Here are some non-rendered* direct sketchup export images (with Photoshop). The general process is to export four images from sketchup with the same perspective:
Edges
Profile Edges
Shaded with no lines
Hard Shadows with all lines off
*Some illustrations may have a clay render base for depth, I will make a note when that is the case.
I then combine the four layers in Photoshop. The shadows are turned to 100% black and then if I want them lighter I simply turn down the opacity.
Maersk Line Orbital freighter in Neptune orbit. Powered by eight VASIMR plasma driven engines (variable specific impulse magnetoplasma rocket), the freighter moves bulk cargo from low orbit to high orbit where it’s transferred to larger interplanetary freighters.
The VASIMR engine is highly efficient compared to a traditional chemical engine able to move 34 metric tons of cargo to a higher orbit for only 8 tons of expended fuel. However the trade off is that it’s incredibly slow taking months to achieve this rather than days.
Therefore crews in the haulage business will typically sign up for a 12 month round trip tour. Although this type of work does not pay very well compared to the 10+ year interstellar tours, the trade off is that you always get a good view and are no more than eight hours from a conversation with home.

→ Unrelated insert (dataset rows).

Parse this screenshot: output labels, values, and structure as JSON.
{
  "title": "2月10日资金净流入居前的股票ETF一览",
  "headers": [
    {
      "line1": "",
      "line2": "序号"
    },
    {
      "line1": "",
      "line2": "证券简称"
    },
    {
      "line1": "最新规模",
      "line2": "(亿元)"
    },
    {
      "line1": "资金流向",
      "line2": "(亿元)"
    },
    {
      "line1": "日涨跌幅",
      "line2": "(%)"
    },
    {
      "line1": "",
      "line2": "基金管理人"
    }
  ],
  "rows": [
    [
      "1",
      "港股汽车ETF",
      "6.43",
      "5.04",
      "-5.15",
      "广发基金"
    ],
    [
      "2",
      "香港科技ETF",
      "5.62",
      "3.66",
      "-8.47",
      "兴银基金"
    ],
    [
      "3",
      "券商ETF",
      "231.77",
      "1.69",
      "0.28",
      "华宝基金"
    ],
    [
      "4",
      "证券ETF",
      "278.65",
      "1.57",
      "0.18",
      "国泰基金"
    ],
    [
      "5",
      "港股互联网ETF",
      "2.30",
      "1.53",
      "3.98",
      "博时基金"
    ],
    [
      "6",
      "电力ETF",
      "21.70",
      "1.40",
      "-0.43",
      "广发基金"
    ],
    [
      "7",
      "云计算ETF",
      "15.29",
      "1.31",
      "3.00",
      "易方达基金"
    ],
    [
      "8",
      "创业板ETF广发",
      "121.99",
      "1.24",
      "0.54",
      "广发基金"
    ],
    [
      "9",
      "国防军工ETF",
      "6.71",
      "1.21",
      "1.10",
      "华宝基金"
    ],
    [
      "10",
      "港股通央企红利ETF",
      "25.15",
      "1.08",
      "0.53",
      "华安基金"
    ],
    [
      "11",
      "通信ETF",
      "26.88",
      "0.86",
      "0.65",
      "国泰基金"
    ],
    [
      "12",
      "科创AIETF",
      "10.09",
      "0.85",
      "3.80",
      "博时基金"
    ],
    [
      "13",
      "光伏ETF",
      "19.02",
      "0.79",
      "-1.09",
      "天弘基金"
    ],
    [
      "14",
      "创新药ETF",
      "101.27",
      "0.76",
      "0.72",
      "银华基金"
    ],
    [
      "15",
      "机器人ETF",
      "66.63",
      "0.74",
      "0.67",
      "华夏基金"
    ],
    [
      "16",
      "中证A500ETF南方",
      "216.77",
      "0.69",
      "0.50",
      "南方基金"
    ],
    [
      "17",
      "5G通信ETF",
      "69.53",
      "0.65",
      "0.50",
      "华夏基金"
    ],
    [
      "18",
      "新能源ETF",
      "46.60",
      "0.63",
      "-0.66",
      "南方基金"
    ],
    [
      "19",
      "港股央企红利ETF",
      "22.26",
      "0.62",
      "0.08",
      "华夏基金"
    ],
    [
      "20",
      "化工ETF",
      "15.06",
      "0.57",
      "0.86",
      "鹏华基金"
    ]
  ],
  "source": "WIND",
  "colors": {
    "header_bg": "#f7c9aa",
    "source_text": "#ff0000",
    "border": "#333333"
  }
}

Space X Mars shuttle braking into Mars orbit. Powered by a Linear Fusion Gasdynamic Mirror Engine it’s able to complete a 170 day round trip between Earth and Mars on a standard Brachistochrone trajectory (accelerating to 50% distance then flipping around and decelerating for the remaining 50%).
This specific ship has been contracted by the Chinese government to transport workers for the Mars Elevator construction programme. It will be met in Mars orbit by a fleet of small shuttles to re-supply and perform basic maintenance before the trip back to Earth.
This would be an example of an architectural subject I did with the same technique Mike (ie: no rendering just using native sketchup export options). Not included in the above tutorial but any materials like glass, metal and reflections are handled using gradients in photoshop and then altering the blending modes, usually ‘overlay’ or ‘lighten’.
Oh yes you can do it much quicker with blending options and nobody can really tell. Depends on the lighting you want and colours used but multiply is usually a good option. I just eyeball the decals, if I was doing something for a client and it has to be pixel perfect then I may draw some type of grid.
Here, I have shared one of the images above as a PSD file as well as all of my source files. I used a clay render as a shadow map in this instance. Because I was going for realism I needed soft shadows at exactly 90 degrees to the radiators and Sketchup was not behaving nice so I did it in Thea instead.
BTW, did you make the shipping container, or find it somewhere? I ended up making a shipping container once from 2D drawings I found because what I found in 3D Warehouse was either too simple (box with a photo texture) or too much information (eased edges on every edge and corner - a gazillion polygon count).